Damit ist eine Gesetzes­lücke geschlossen, die das Bundes­verfassungs­gericht vor einem Jahr fest­stellte: Menschen, die nicht in einer geschlossenen Abteilung unterge­bracht werden durften, etwa wegen Immobilität, waren unzu­reichend medizi­nisch versorgt. „In dem Urteil ging es um eine schwer krebs­erkrankte Frau. Sie lag im Kranken­haus und hatte aus psychischen Gründen nicht die Einsichts­fähig­keit, einer notwendigen Krebs­operation zuzu­stimmen“, erklärt Geschäfts­führer Dr. Harald Freter vom Berufs­verband der Berufs­betreuer. „Da gegen ihren Willen in einem offenen Kranken­haus keine ärzt­liche Zwangs­maßnahme wie eine Krebs-OP möglich war, konnte die Betreuerin keiner OP zustimmen.“

Gerichts­beschluss nötig

Ärzte dürfen Menschen zwangs­behandeln, die aufgrund einer psychischen Krankheit oder geistigen oder seelischen Behin­derung, zum Beispiel Demenz, einen Betreuer haben. Voraus­setzung: Der Betreute kann zum Beispiel krank­heits­bedingt nicht die Notwendig­keit einer medizi­nischen Behand­lung erkennen. „Eine Zwangs­behand­lung ist ein schwerer Eingriff in das Recht auf Selbst­bestimmung und nur im äußersten Notfall unter engen Voraus­setzungen mit einer richterlichen Genehmigung vom Betreuungs­gericht zulässig“, so Freter. Liegen die Voraus­setzungen vor, kann ein Betreuer ebenso wie ein Vorsorgebevoll­mächtigter gegen den Willen der Person in eine Zwangs­maßnahme einwilligen. Knapp 60 000 solcher Betreuungs­verfahren gab es im Jahr 2015.

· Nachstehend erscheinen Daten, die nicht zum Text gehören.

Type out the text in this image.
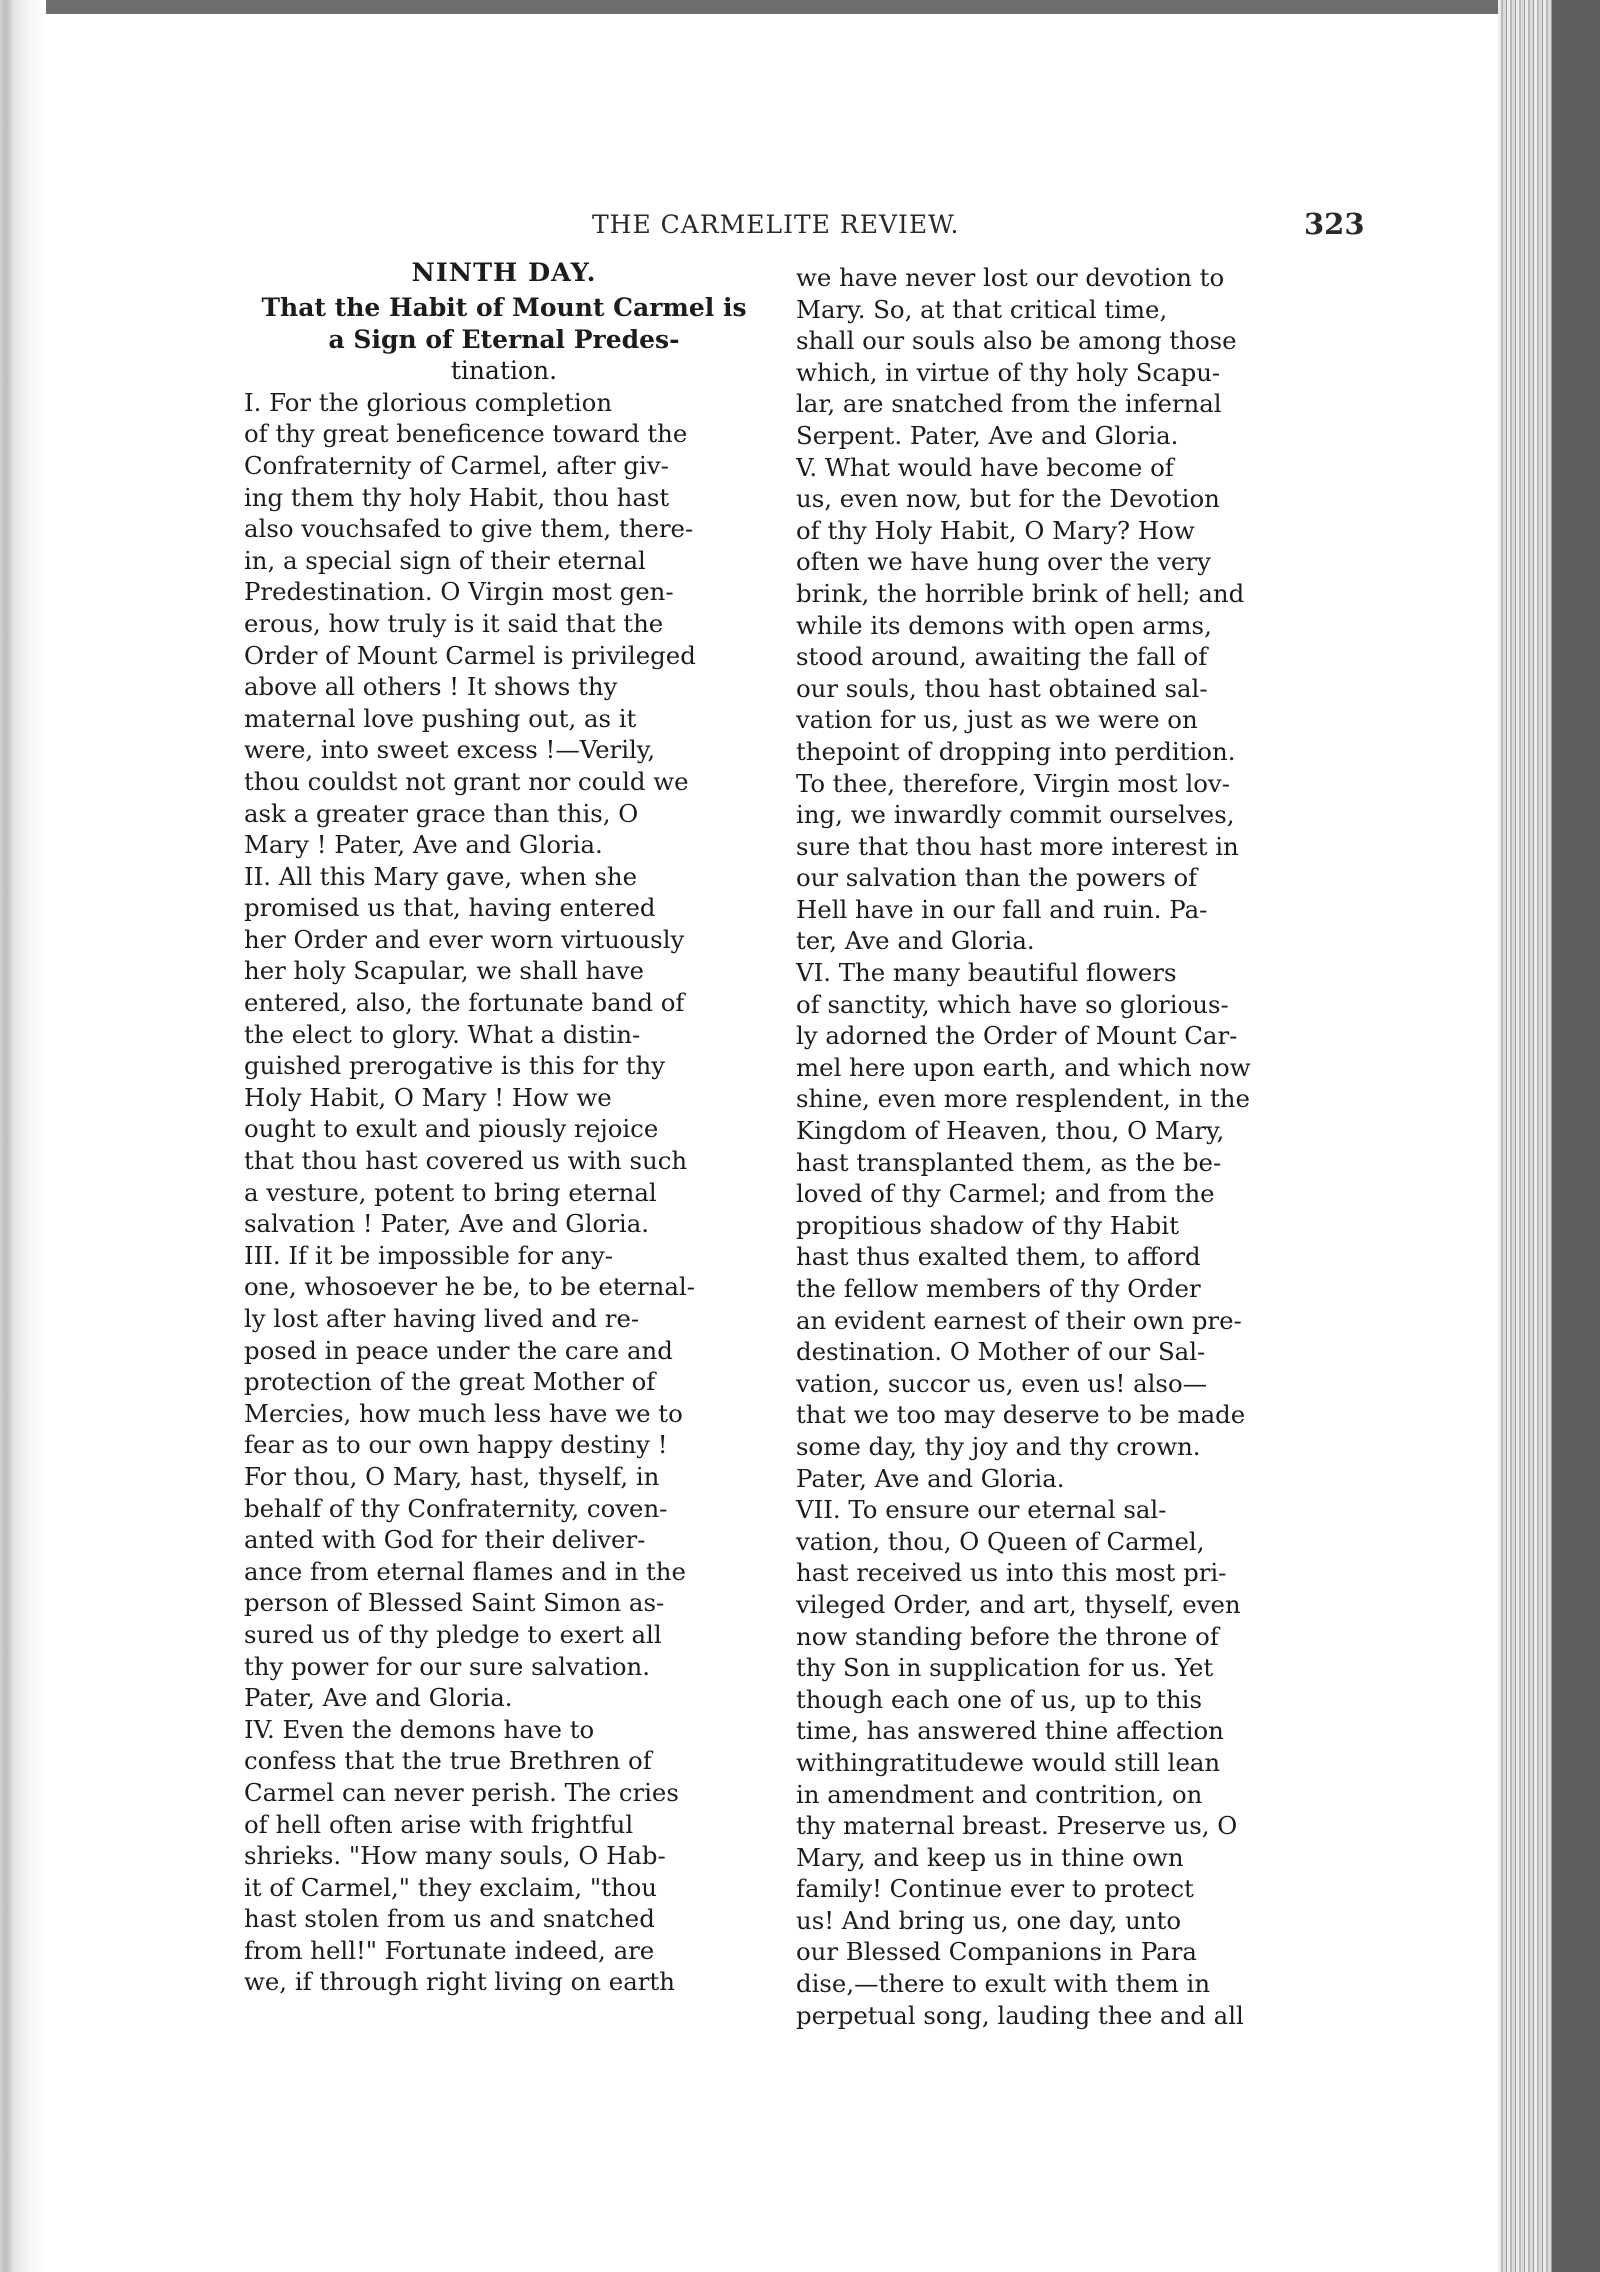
THE CARMELITE REVIEW.	323
NINTH DAY.
That the Habit of Mount Carmel is
a Sign of Eternal Predes-
tination.
I. For the glorious completion
of thy great beneficence toward the
Confraternity of Carmel, after giv-
ing them thy holy Habit, thou hast
also vouchsafed to give them, there-
in, a special sign of their eternal
Predestination. O Virgin most gen-
erous, how truly is it said that the
Order of Mount Carmel is privileged
above all others ! It shows thy
maternal love pushing out, as it
were, into sweet excess !—Verily,
thou couldst not grant nor could we
ask a greater grace than this, O
Mary ! Pater, Ave and Gloria.
II. All this Mary gave, when she
promised us that, having entered
her Order and ever worn virtuously
her holy Scapular, we shall have
entered, also, the fortunate band of
the elect to glory. What a distin-
guished prerogative is this for thy
Holy Habit, O Mary ! How we
ought to exult and piously rejoice
that thou hast covered us with such
a vesture, potent to bring eternal
salvation ! Pater, Ave and Gloria.
III. If it be impossible for any-
one, whosoever he be, to be eternal-
ly lost after having lived and re-
posed in peace under the care and
protection of the great Mother of
Mercies, how much less have we to
fear as to our own happy destiny !
For thou, O Mary, hast, thyself, in
behalf of thy Confraternity, coven-
anted with God for their deliver-
ance from eternal flames and in the
person of Blessed Saint Simon as-
sured us of thy pledge to exert all
thy power for our sure salvation.
Pater, Ave and Gloria.
IV. Even the demons have to
confess that the true Brethren of
Carmel can never perish. The cries
of hell often arise with frightful
shrieks. "How many souls, O Hab-
it of Carmel," they exclaim, "thou
hast stolen from us and snatched
from hell!" Fortunate indeed, are
we, if through right living on earth
we have never lost our devotion to
Mary. So, at that critical time,
shall our souls also be among those
which, in virtue of thy holy Scapu-
lar, are snatched from the infernal
Serpent. Pater, Ave and Gloria.
V. What would have become of
us, even now, but for the Devotion
of thy Holy Habit, O Mary? How
often we have hung over the very
brink, the horrible brink of hell; and
while its demons with open arms,
stood around, awaiting the fall of
our souls, thou hast obtained sal-
vation for us, just as we were on
thepoint of dropping into perdition.
To thee, therefore, Virgin most lov-
ing, we inwardly commit ourselves,
sure that thou hast more interest in
our salvation than the powers of
Hell have in our fall and ruin. Pa-
ter, Ave and Gloria.
VI. The many beautiful flowers
of sanctity, which have so glorious-
ly adorned the Order of Mount Car-
mel here upon earth, and which now
shine, even more resplendent, in the
Kingdom of Heaven, thou, O Mary,
hast transplanted them, as the be-
loved of thy Carmel; and from the
propitious shadow of thy Habit
hast thus exalted them, to afford
the fellow members of thy Order
an evident earnest of their own pre-
destination. O Mother of our Sal-
vation, succor us, even us! also—
that we too may deserve to be made
some day, thy joy and thy crown.
Pater, Ave and Gloria.
VII. To ensure our eternal sal-
vation, thou, O Queen of Carmel,
hast received us into this most pri-
vileged Order, and art, thyself, even
now standing before the throne of
thy Son in supplication for us. Yet
though each one of us, up to this
time, has answered thine affection
withingratitudewe would still lean
in amendment and contrition, on
thy maternal breast. Preserve us, O
Mary, and keep us in thine own
family! Continue ever to protect
us! And bring us, one day, unto
our Blessed Companions in Para
dise,—there to exult with them in
perpetual song, lauding thee and all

Welche Zwangs­maßnahmen sind erlaubt?

Zu den Zwangs­maßnahmen zählen Medikamente zur Ruhig­stellung, aber auch Isolierungen oder mecha­nische Fixierungen wie Gurte, die Menschen daran hindern, wegzulaufen. Nicht erlaubt sind ambulante ärzt­liche Zwangs­maßnahmen.